Guinness is much more than a beer, and when you raise a pint to your lips, you’re not just drinking it—you are part of it. We want you to be a part of history, connecting you to tradition that spans generations and a spirit that fuels celebrations today. Experience the Gravity Bar in Dublin, discover the heritage behind this famous brand and, of course, raise a pint of the black stuff to Arthur Guinness himself.
So I thought, why not? It’s been a while since I’ve done a Guinness event, in fact I think the last one was when it was still being imported by “Guinness USA,” which is pre-Diageo, I think. So I went to virtual St. James Gate.

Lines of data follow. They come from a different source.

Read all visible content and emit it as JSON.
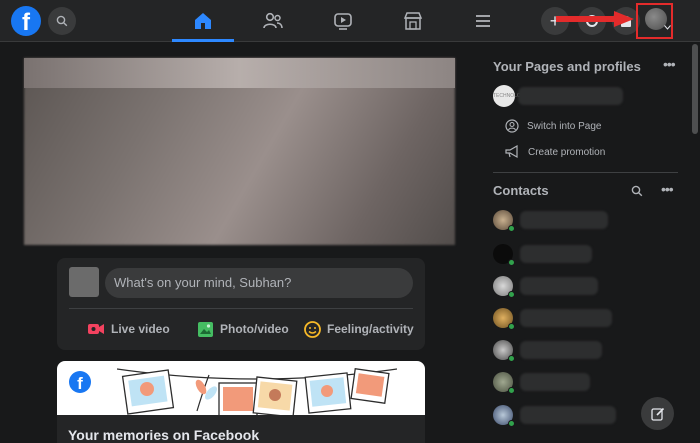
{
  "topbar": {
    "logo_text": "f",
    "nav": [
      {
        "name": "home-icon",
        "active": true
      },
      {
        "name": "friends-icon",
        "active": false
      },
      {
        "name": "watch-icon",
        "active": false
      },
      {
        "name": "marketplace-icon",
        "active": false
      },
      {
        "name": "menu-icon",
        "active": false
      }
    ],
    "create_label": "+",
    "accent_color": "#2d88ff",
    "highlight_color": "#e32b2b"
  },
  "composer": {
    "placeholder": "What's on your mind, Subhan?",
    "actions": [
      {
        "label": "Live video",
        "icon": "live-video-icon",
        "color": "#f3425f"
      },
      {
        "label": "Photo/video",
        "icon": "photo-icon",
        "color": "#45bd62"
      },
      {
        "label": "Feeling/activity",
        "icon": "feeling-icon",
        "color": "#f7b928"
      }
    ]
  },
  "memories": {
    "logo_text": "f",
    "title": "Your memories on Facebook"
  },
  "right_panel": {
    "pages_heading": "Your Pages and profiles",
    "page_avatar_text": "TECHNOLOGY",
    "switch_label": "Switch into Page",
    "promotion_label": "Create promotion",
    "contacts_heading": "Contacts"
  }
}
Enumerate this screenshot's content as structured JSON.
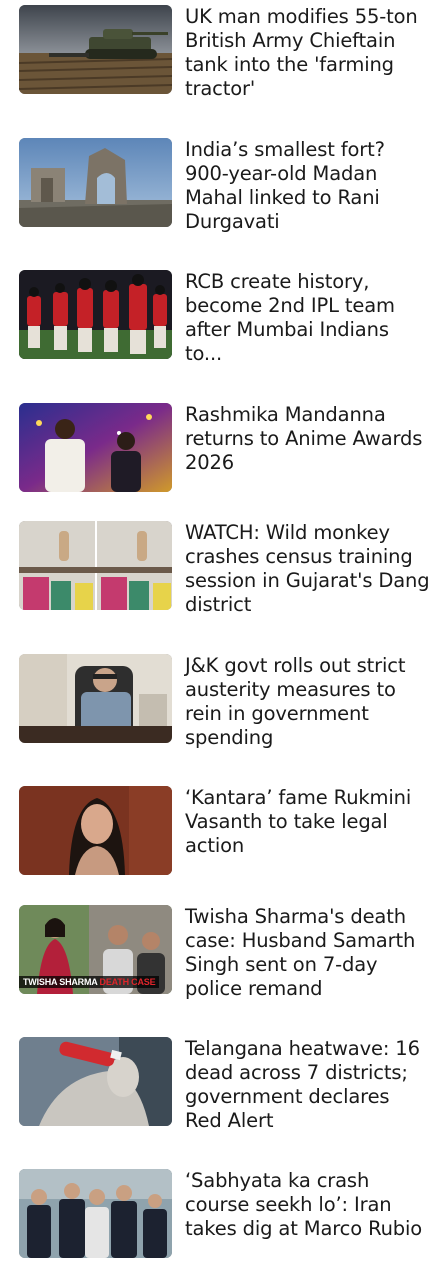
{
  "feed": {
    "stories": [
      {
        "headline": "UK man modifies 55-ton British Army Chieftain tank into the 'farming tractor'",
        "thumbnail_icon": "tank-farm-photo"
      },
      {
        "headline": "India’s smallest fort? 900-year-old Madan Mahal linked to Rani Durgavati",
        "thumbnail_icon": "ruined-fort-photo"
      },
      {
        "headline": "RCB create history, become 2nd IPL team after Mumbai Indians to...",
        "thumbnail_icon": "cricket-team-photo"
      },
      {
        "headline": "Rashmika Mandanna returns to Anime Awards 2026",
        "thumbnail_icon": "awards-stage-photo"
      },
      {
        "headline": "WATCH: Wild monkey crashes census training session in Gujarat's Dang district",
        "thumbnail_icon": "monkey-classroom-photo"
      },
      {
        "headline": "J&K govt rolls out strict austerity measures to rein in government spending",
        "thumbnail_icon": "official-desk-photo"
      },
      {
        "headline": "‘Kantara’ fame Rukmini Vasanth to take legal action",
        "thumbnail_icon": "actress-portrait-photo"
      },
      {
        "headline": "Twisha Sharma's death case: Husband Samarth Singh sent on 7-day police remand",
        "thumbnail_icon": "couple-photo",
        "thumbnail_caption": {
          "primary": "TWISHA SHARMA",
          "accent": "DEATH CASE"
        }
      },
      {
        "headline": "Telangana heatwave: 16 dead across 7 districts; government declares Red Alert",
        "thumbnail_icon": "drinking-water-photo"
      },
      {
        "headline": "‘Sabhyata ka crash course seekh lo’: Iran takes dig at Marco Rubio",
        "thumbnail_icon": "officials-walking-photo"
      }
    ]
  }
}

The room was set up with different “stations,” or areas where the small crowd of no more than 100 people could meander to and from. The center featured a bar where servers were showing off the 119.5 second “perfect pour” and handing out pints of Guinness. Then there were a few food stations loaded with some very tasty nibbles.

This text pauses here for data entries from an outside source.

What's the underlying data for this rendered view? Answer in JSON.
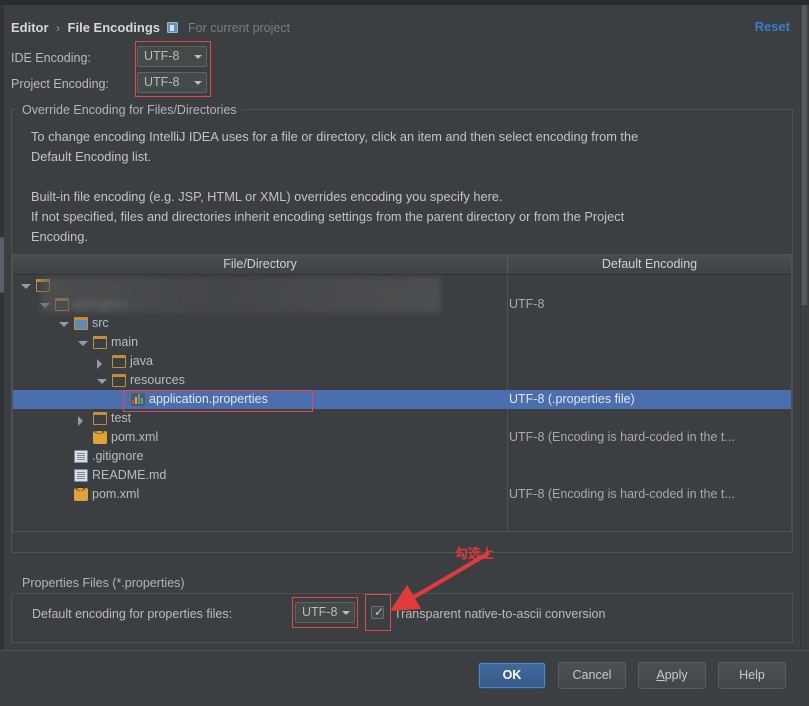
{
  "header": {
    "crumb_root": "Editor",
    "crumb_sep": "›",
    "crumb_current": "File Encodings",
    "scope_note": "For current project",
    "scope_icon": "project-icon",
    "reset_label": "Reset"
  },
  "encoding_fields": {
    "ide_label": "IDE Encoding:",
    "ide_value": "UTF-8",
    "project_label": "Project Encoding:",
    "project_value": "UTF-8"
  },
  "override_group": {
    "title": "Override Encoding for Files/Directories",
    "paragraph1": "To change encoding IntelliJ IDEA uses for a file or directory, click an item and then select encoding from the",
    "paragraph2": "Default Encoding list.",
    "paragraph3": "Built-in file encoding (e.g. JSP, HTML or XML) overrides encoding you specify here.",
    "paragraph4": "If not specified, files and directories inherit encoding settings from the parent directory or from the Project",
    "paragraph5": "Encoding."
  },
  "table": {
    "columns": [
      "File/Directory",
      "Default Encoding"
    ],
    "rows": [
      {
        "name": "",
        "indent": 0,
        "twisty": "down",
        "icon": "folder",
        "encoding": "",
        "selected": false,
        "redacted": true
      },
      {
        "name": "springboo",
        "indent": 1,
        "twisty": "down",
        "icon": "folder",
        "encoding": "UTF-8",
        "selected": false,
        "redacted": true
      },
      {
        "name": "src",
        "indent": 2,
        "twisty": "down",
        "icon": "folder-src",
        "encoding": "",
        "selected": false,
        "redacted": false
      },
      {
        "name": "main",
        "indent": 3,
        "twisty": "down",
        "icon": "folder",
        "encoding": "",
        "selected": false,
        "redacted": false
      },
      {
        "name": "java",
        "indent": 4,
        "twisty": "right",
        "icon": "folder",
        "encoding": "",
        "selected": false,
        "redacted": false
      },
      {
        "name": "resources",
        "indent": 4,
        "twisty": "down",
        "icon": "folder",
        "encoding": "",
        "selected": false,
        "redacted": false
      },
      {
        "name": "application.properties",
        "indent": 5,
        "twisty": "none",
        "icon": "properties-file",
        "encoding": "UTF-8 (.properties file)",
        "selected": true,
        "redacted": false
      },
      {
        "name": "test",
        "indent": 3,
        "twisty": "right",
        "icon": "folder",
        "encoding": "",
        "selected": false,
        "redacted": false
      },
      {
        "name": "pom.xml",
        "indent": 3,
        "twisty": "none",
        "icon": "xml-file",
        "encoding": "UTF-8 (Encoding is hard-coded in the t...",
        "selected": false,
        "redacted": false
      },
      {
        "name": ".gitignore",
        "indent": 2,
        "twisty": "none",
        "icon": "text-file",
        "encoding": "",
        "selected": false,
        "redacted": false
      },
      {
        "name": "README.md",
        "indent": 2,
        "twisty": "none",
        "icon": "text-file",
        "encoding": "",
        "selected": false,
        "redacted": false
      },
      {
        "name": "pom.xml",
        "indent": 2,
        "twisty": "none",
        "icon": "xml-file",
        "encoding": "UTF-8 (Encoding is hard-coded in the t...",
        "selected": false,
        "redacted": false
      }
    ]
  },
  "properties_group": {
    "title": "Properties Files (*.properties)",
    "default_encoding_label": "Default encoding for properties files:",
    "default_encoding_value": "UTF-8",
    "checkbox_label": "Transparent native-to-ascii conversion",
    "checkbox_checked": true
  },
  "annotation": {
    "text": "勾选上",
    "color": "#e03b3b"
  },
  "buttons": {
    "ok": "OK",
    "cancel": "Cancel",
    "apply_pre": "A",
    "apply_post": "pply",
    "help": "Help"
  },
  "colors": {
    "background": "#3c3f41",
    "selection": "#4b6eaf",
    "link": "#3a7cc7",
    "annotation": "#e03b3b"
  }
}
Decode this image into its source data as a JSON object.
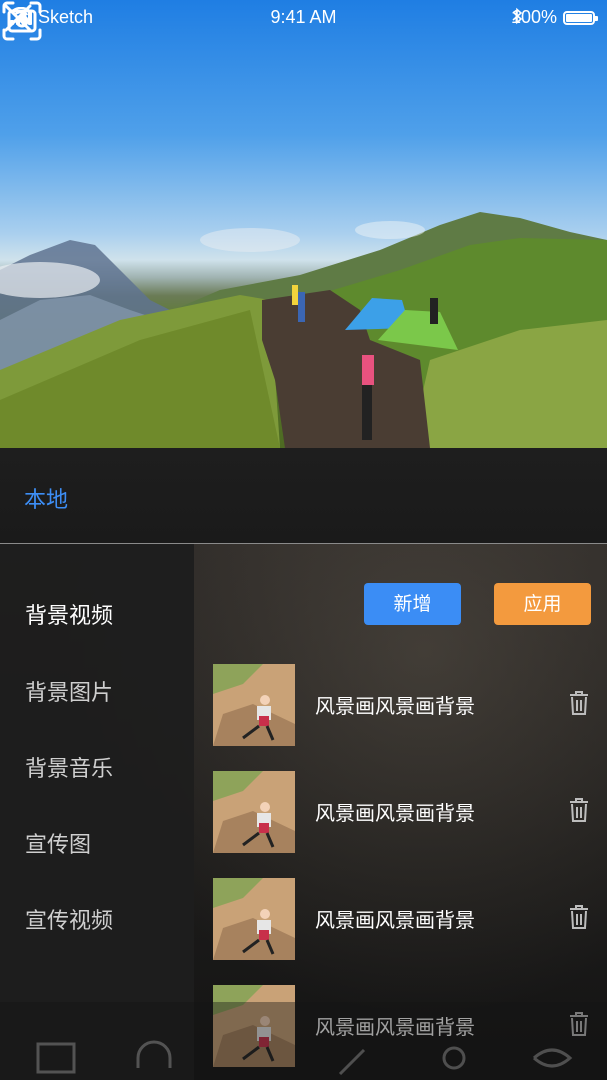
{
  "status_bar": {
    "carrier": "Sketch",
    "time": "9:41 AM",
    "battery": "100%"
  },
  "header": {
    "close_icon": "close-icon",
    "camera_flip_icon": "camera-flip-icon"
  },
  "tabs": {
    "active_label": "本地"
  },
  "sidebar": {
    "items": [
      {
        "label": "背景视频",
        "active": true
      },
      {
        "label": "背景图片",
        "active": false
      },
      {
        "label": "背景音乐",
        "active": false
      },
      {
        "label": "宣传图",
        "active": false
      },
      {
        "label": "宣传视频",
        "active": false
      }
    ]
  },
  "actions": {
    "add_label": "新增",
    "apply_label": "应用"
  },
  "list": {
    "items": [
      {
        "title": "风景画风景画背景",
        "icon": "trash-icon"
      },
      {
        "title": "风景画风景画背景",
        "icon": "trash-icon"
      },
      {
        "title": "风景画风景画背景",
        "icon": "trash-icon"
      },
      {
        "title": "风景画风景画背景",
        "icon": "trash-icon"
      }
    ]
  },
  "colors": {
    "accent_blue": "#3b8df5",
    "accent_orange": "#f39a3e",
    "tab_blue": "#3d8ef5"
  }
}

So for the first 20-25 minutes, people sipped their pints, nibbled on nibbles, and meandered from station to station. In addition to the virtual St. James Gate, there was also “Find Your Prefect Pint” station, where you could put in an address to find nearby spots that served Guinness. There was a place to learn to do your own perfect pours from a nitrogen kegerator. There were wall sized display pieces with Guinness history and memorabilia on them, and a slideshow of old advertising lit up the wall.
For the second half of the hour, there was a presentation on a small stage. The host was comedian Dan Soder, who Guinness hired as an “Ambassador” for the tour. I had a chance to chat with him before it all began, and he was an amiable, likable guy and a big Bill Hicks fan, for which he scored bonus points as far as I’m concerned. That portion of the show was interesting. Three short films were shown on the wall, little advertising pieces with high production value showing the history of the brand and other information about the beer. In between, Soder entertained the crowd, and staff handed out small samples of both the Foreign Extra Stout (still tasting great) and the Black Lager (not bad). A comedian, and Dan in particular, seemed to work well to keep things light and moving. They also brought up a pair of volunteers to practice the perfect pour, with prizes to the winner, of course.

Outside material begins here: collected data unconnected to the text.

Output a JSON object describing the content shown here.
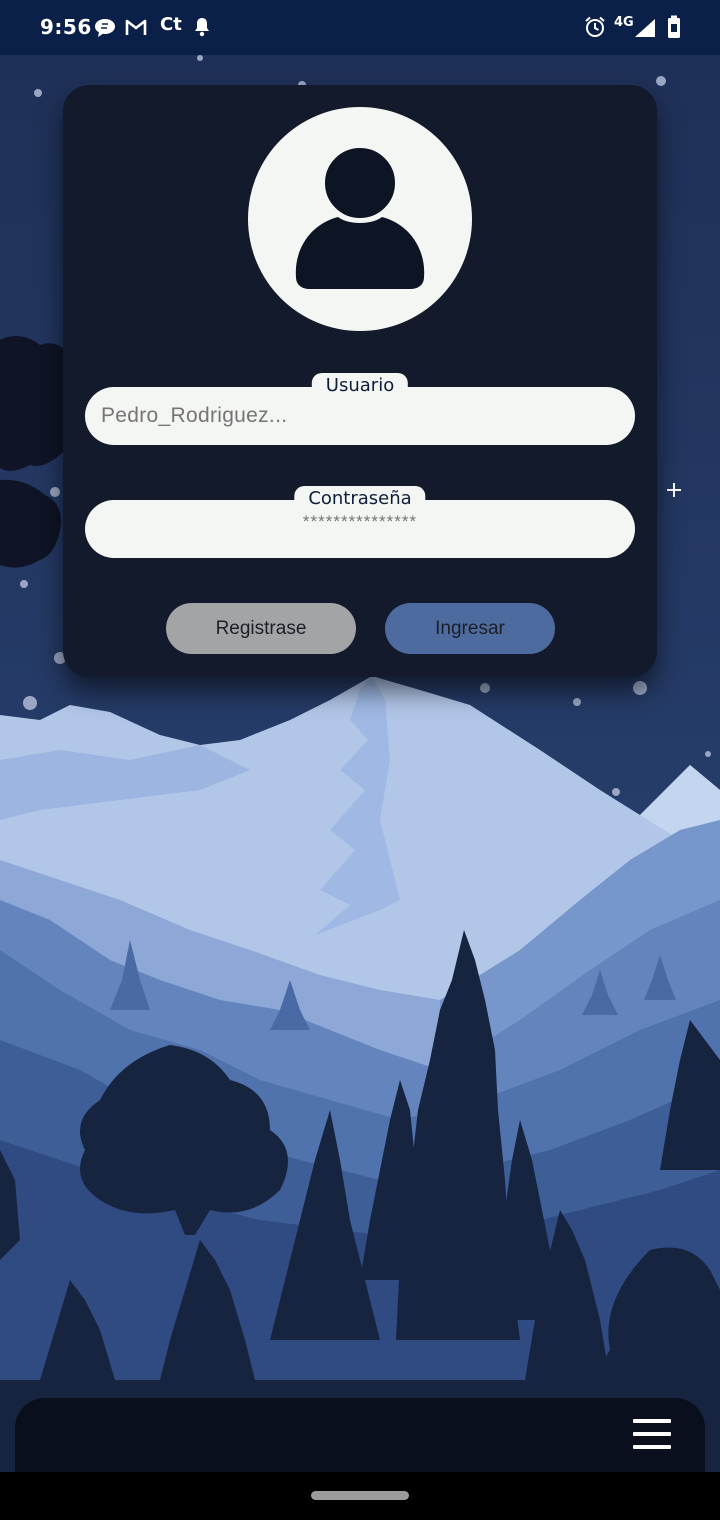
{
  "status_bar": {
    "time": "9:56",
    "network_label": "4G",
    "left_icons": [
      "chat-bubble-icon",
      "gmail-icon",
      "ct-app-icon",
      "notification-bell-icon"
    ],
    "right_icons": [
      "alarm-clock-icon",
      "cellular-signal-icon",
      "battery-icon"
    ]
  },
  "login": {
    "username_label": "Usuario",
    "username_placeholder": "Pedro_Rodriguez...",
    "password_label": "Contraseña",
    "password_placeholder": "***************",
    "register_label": "Registrase",
    "login_label": "Ingresar",
    "avatar_icon": "user-avatar-icon"
  },
  "bottom_bar": {
    "menu_icon": "hamburger-menu-icon"
  },
  "colors": {
    "status_bar": "#0b2049",
    "card": "#121a2b",
    "field_bg": "#f4f6f3",
    "register_button": "#a3a4a6",
    "login_button": "#4d6b9e",
    "sky": "#233763"
  }
}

All in all, not a bad way to spend an hour. The Guinness was tasting very fresh, which was nice and it wasn’t too cold, which was great. I find it’s often served at a temperature that’s too chilly, but that gravity bar was a cellar temperature.
Am I a believer? Not quite yet, but it was nice to see that served properly Guinness is still a great beer. I do love the Foreign Extra Stout, and was pleased when they began importing it again. My feeling has been that Diageo has mis-managed the brand’s cache over the last decade, but this seemed like a good start toward presenting it well again.
From here, apparently the Guinness Believer Tour was headed to Los Angeles and was then traveling throughout U.S. cities. Check it out if it comes to your town.